(urth) The green man is fake
António Pedro Marques
entonio at gmail.com
Sun Jan 16 17:00:49 PST 2011
Pedro Pereira wrote:
> Hey, I'm all for it. I just think that it is a bit too much when people
> analyse every little bit of info from the books expecting it to be fully
> explainable and scientifically demonstrable as if Wolfe was writing a
> scientific paper. It's not the exercise in itself, notice; it's the
> unchakable "belief" (for lack of a better word) from some posters (no one
> in particular) that if Wolfe writes it then it has to be 100%
> scientifically sound and interpreted literaly. Kind of reminds me of a
> discussion a few years ago when some people were trying to discover
> "when" on Urth was the story set (in relation to our present time) by
> looking at descriptions of geology, geography, stratigraphy (!!!), etc in
> the books. Wolfe certainly thought about some of this stuff so that the
> book feels coherent, but expecting descriptions to be used as fully
> workable data to derive such interpretations is really taking the" Word
> of The Man" a bit to far.
But I don't mean that GW can't err or that he somehow is privy to advanced
science of whose toys he gives us some glimpses. What I mean is that he
isn't the sort to include conspicuous stuff in his stories just for the sake
of including it. All evidence I've seen so far suggests that when he does
include something, it's for a reason, and it's well thought out. He can of
course get some details wrong, but if there is some apparent egregious error
the odds are that there is a reason for it.
In the case of the green man it can even point to the fact, as the OP seems
to have said, that he isn't completely reliable.

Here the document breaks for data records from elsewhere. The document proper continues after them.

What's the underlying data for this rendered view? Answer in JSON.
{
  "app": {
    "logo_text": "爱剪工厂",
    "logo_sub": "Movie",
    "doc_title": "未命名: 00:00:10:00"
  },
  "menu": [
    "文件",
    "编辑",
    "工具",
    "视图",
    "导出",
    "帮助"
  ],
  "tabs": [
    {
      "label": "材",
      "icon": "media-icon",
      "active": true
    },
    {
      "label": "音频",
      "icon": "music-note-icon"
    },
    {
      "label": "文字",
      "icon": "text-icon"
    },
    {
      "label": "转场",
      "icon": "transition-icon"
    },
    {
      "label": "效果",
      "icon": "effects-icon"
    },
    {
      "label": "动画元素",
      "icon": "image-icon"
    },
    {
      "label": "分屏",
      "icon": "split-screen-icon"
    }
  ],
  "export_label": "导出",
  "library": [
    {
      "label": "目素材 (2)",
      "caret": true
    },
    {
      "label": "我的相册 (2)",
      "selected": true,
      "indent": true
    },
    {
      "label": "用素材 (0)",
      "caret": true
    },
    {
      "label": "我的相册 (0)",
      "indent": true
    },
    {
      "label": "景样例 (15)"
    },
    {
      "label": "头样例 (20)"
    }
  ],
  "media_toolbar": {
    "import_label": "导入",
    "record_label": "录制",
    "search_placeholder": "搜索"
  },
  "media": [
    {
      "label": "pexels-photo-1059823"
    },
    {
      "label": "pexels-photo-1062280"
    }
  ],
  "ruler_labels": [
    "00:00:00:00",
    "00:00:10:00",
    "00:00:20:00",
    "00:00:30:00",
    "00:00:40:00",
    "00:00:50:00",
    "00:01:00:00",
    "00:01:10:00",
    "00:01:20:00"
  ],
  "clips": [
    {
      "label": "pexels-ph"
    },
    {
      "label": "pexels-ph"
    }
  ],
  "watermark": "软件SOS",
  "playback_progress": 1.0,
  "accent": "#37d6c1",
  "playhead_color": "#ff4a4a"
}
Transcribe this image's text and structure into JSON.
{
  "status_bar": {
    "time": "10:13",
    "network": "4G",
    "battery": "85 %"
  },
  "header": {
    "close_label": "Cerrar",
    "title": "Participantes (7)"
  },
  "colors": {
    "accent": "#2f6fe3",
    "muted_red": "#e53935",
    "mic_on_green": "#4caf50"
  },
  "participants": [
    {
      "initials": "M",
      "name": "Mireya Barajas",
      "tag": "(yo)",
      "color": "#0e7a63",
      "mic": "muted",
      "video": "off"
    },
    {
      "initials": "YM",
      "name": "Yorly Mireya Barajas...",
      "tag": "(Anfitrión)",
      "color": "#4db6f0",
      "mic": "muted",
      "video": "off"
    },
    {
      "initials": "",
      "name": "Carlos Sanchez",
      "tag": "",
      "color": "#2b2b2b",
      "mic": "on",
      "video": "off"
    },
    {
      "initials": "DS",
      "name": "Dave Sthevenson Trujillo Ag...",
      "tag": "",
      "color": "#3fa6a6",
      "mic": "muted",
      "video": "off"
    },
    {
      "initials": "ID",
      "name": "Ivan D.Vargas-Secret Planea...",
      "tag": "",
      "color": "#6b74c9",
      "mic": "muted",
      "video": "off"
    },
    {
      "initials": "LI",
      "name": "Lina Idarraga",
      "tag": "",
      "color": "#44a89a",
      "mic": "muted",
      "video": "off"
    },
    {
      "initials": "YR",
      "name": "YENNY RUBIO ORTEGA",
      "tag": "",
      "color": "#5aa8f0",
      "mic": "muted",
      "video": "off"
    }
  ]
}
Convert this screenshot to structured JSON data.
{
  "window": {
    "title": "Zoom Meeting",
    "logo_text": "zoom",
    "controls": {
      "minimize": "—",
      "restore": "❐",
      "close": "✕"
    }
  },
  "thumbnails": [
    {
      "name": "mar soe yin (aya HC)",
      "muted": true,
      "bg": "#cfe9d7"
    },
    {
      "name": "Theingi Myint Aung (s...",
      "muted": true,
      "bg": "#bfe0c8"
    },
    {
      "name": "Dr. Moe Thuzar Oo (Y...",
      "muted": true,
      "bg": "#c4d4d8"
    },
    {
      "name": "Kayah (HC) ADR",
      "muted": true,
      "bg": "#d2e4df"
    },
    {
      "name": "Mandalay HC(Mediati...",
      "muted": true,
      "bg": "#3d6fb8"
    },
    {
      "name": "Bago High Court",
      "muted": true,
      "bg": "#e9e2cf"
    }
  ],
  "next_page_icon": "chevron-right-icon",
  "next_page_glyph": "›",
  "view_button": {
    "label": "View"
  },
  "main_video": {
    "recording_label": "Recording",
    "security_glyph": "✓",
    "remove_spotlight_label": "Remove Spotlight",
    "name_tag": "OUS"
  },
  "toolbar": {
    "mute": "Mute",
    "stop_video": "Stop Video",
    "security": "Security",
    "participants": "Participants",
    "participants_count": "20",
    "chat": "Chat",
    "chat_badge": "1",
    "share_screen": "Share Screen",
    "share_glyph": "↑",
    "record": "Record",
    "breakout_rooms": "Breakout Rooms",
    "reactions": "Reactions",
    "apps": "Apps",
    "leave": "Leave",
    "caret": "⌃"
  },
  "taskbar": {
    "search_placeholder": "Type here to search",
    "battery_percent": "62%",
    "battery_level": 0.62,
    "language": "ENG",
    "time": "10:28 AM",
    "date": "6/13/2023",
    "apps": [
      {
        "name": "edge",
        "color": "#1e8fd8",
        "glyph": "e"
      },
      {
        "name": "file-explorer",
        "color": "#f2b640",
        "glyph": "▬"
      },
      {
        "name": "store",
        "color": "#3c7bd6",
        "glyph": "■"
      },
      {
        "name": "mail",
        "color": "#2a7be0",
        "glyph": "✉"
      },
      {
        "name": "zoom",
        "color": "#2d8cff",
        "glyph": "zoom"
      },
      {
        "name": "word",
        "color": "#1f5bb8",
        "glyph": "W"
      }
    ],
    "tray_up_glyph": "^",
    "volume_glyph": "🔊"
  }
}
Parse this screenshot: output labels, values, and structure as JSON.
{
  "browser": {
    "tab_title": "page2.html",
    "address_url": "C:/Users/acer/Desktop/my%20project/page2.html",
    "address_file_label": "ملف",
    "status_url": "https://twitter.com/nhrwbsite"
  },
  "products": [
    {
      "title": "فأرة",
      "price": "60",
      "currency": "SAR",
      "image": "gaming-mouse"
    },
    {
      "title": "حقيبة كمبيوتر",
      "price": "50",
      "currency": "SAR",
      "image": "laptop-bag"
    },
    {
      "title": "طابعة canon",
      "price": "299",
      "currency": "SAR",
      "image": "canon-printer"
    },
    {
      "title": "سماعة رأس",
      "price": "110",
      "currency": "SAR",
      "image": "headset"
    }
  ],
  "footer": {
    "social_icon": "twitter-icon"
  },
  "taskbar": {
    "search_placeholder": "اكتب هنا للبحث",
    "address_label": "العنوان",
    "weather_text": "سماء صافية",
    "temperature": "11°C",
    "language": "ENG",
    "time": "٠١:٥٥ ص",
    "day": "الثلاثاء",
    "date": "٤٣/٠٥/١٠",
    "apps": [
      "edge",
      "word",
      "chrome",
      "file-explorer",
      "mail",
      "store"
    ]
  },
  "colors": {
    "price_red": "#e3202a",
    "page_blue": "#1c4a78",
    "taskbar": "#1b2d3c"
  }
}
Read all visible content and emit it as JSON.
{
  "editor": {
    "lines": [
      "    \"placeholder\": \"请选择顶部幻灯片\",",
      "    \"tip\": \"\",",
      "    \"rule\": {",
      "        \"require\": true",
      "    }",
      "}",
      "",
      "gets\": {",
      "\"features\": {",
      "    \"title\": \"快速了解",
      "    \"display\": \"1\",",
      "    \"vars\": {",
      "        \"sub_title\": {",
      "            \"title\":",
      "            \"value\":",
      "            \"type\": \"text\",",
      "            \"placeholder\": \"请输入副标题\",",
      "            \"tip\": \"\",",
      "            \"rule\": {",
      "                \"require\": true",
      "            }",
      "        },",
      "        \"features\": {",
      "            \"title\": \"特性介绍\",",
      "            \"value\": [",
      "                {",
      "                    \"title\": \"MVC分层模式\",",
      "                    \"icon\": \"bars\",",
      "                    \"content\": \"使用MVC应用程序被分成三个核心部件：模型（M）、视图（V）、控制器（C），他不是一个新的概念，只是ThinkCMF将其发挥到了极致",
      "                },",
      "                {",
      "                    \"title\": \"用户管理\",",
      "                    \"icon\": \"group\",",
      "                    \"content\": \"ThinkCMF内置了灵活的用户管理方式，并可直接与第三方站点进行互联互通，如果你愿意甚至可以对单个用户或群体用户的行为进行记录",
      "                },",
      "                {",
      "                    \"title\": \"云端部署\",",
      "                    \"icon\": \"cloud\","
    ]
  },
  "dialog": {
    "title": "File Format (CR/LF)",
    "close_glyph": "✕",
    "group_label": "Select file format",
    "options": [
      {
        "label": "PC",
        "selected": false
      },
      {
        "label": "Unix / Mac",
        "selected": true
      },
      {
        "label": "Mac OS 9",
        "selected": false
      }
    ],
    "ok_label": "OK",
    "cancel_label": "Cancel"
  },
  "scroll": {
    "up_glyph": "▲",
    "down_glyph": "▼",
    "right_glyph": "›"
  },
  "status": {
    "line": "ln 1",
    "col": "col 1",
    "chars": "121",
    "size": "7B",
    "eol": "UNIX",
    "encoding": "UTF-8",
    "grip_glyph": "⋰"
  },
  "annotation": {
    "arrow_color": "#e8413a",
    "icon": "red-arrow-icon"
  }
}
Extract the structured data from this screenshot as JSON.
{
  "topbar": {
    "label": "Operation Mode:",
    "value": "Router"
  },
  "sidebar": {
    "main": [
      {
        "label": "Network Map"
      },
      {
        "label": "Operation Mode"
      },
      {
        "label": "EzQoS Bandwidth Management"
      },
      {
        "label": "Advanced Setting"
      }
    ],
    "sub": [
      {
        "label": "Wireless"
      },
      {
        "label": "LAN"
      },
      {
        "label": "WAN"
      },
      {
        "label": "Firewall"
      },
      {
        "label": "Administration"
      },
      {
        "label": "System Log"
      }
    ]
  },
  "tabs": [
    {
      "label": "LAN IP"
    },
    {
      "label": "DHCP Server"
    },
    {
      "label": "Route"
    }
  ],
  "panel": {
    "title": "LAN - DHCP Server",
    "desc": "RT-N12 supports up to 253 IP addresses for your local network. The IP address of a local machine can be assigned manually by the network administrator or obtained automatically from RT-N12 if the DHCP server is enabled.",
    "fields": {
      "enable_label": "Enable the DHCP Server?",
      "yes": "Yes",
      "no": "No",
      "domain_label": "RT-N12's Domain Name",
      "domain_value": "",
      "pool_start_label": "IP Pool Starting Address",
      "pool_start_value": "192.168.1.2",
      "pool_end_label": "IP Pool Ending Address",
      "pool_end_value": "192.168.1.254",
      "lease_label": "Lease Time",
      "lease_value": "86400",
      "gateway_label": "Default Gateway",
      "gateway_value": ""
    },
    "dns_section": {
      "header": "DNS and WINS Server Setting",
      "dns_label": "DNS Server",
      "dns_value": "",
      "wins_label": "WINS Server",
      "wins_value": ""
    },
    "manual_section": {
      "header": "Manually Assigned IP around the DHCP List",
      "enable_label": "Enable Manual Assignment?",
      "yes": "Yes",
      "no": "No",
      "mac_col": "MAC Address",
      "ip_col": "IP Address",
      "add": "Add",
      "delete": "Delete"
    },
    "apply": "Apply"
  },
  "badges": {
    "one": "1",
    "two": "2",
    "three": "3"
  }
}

> As for the Green Man, I don't remember what was in the books fully, thats
> why I said "If I remember correctly". Anyway, assuming that he lives from
> photosynthesis alone, he could even be "the Black Man" and fully use all
> the pigments available to him to properly extract solar energy; it still
> wouldn't change a thing. As for the idea that he could use other "means",
> "efficient storage", that we don't know "everything about everything" in
> science and so on, the problem is that if we go in that direction then we
> can as well write whatever we want and then just say that maybe someday
> we will find things we can't even imagine now, like atomic energy some
> decades back. In that case, even fantasy becomes science and the exercise
> we are indulging in turns useless.
Enter whatsisname's laws.
This last point is the important one, and a very important one at that. What
I can say is that it's a trade-off. GW doesn't seem to just write what he
pleases with no rhyme or reason; there seems to be logic behind the edifice
and its pursuit tends to be rewarding. Of course, at some points it all may
look like smoke and mirrors, but the key word, I think, is trust.